4/15/05 - I've always maintained that PmWiki *isn't* a search engine, and for advanced searches a site is much better off integrating an existing search engine package rather than us trying to reinventing that particular wheel.

Still, there are times when it may be useful to provide teasers to things that aren't "searches". Most search engines have no clue of PmWiki's structures such as groups, trails, or categories, and so being able to provide teaser information in the context of those structures still makes a lot of sense.


6/13/04 - But your point is well taken. I never really thought of searching for markup sequences. :-) > > I actually do that now and then, so I think we actually have to implement > our own search engine.

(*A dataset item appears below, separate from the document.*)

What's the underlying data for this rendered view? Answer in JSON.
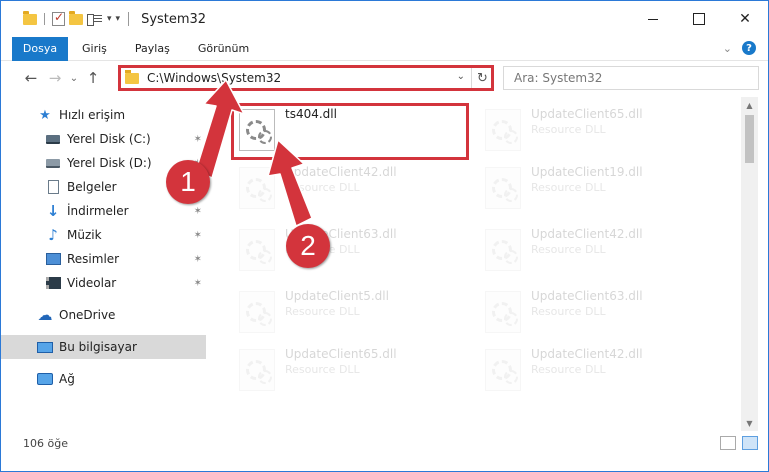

Well, I wasn't planning to eliminate the search engine, either. I've just felt that once a basic search capability is available that meets the needs of most PmWiki users, my time and effort is better spent on other aspects of PmWiki and not reinventing search engines that already exist.


(Old content added to this page before Pm ever got a chance to write anything.)

After Pm made this empty entry, I shamelessly hijacked it to think aloud, maybe spark ideas in others :) I'll presently move these scribbles to PITS entries.

  • If not included in the core, maybe we could at least have a recipe for excluding the current page from searches (and pagelists, for the matter). I (unsuccessfully) tried adding $SearchPatterns['normal'][] = "!\.$Name$!";
    Try:
   $SearchPatterns['normal'][] = "!^$FullName\$!";
  • add (different) format arguments that would
    • add sorting to searchresults and pagelist (by file date or even other values definable in local/config; something like the fields in PITS, Field: value, one field per line, anywhere in the file)
      Already on the design books -- just haven't implemented it yet. --Pm?
    • supress the 'search report' at the top, e.g. 'Results of search for group=GName fmt=simple list=normal :'
      Use (:pagelist:) instead of (:searchresults:) for this.
    • supress the 'search result' at the bottom, e.g. '3 pages found out of 27 pages searched'
      Use (:pagelist:) instead of (:searchresults:) for this.

-Radu? March 11, 2005, at 01:43 PM


Radu? March 14, 2005, at 11:25 PM
But (:pagelist:) does not allow SearchString ... or does it? It's definitely not documented under Page Directives

Pico? March 27, 2006, at 03:51 PM
Apparently it does. Take a look at PageLists for more about pagelist (and searchresults?). As for Page Directives, that needs work and is catagorized for Documentation To Do.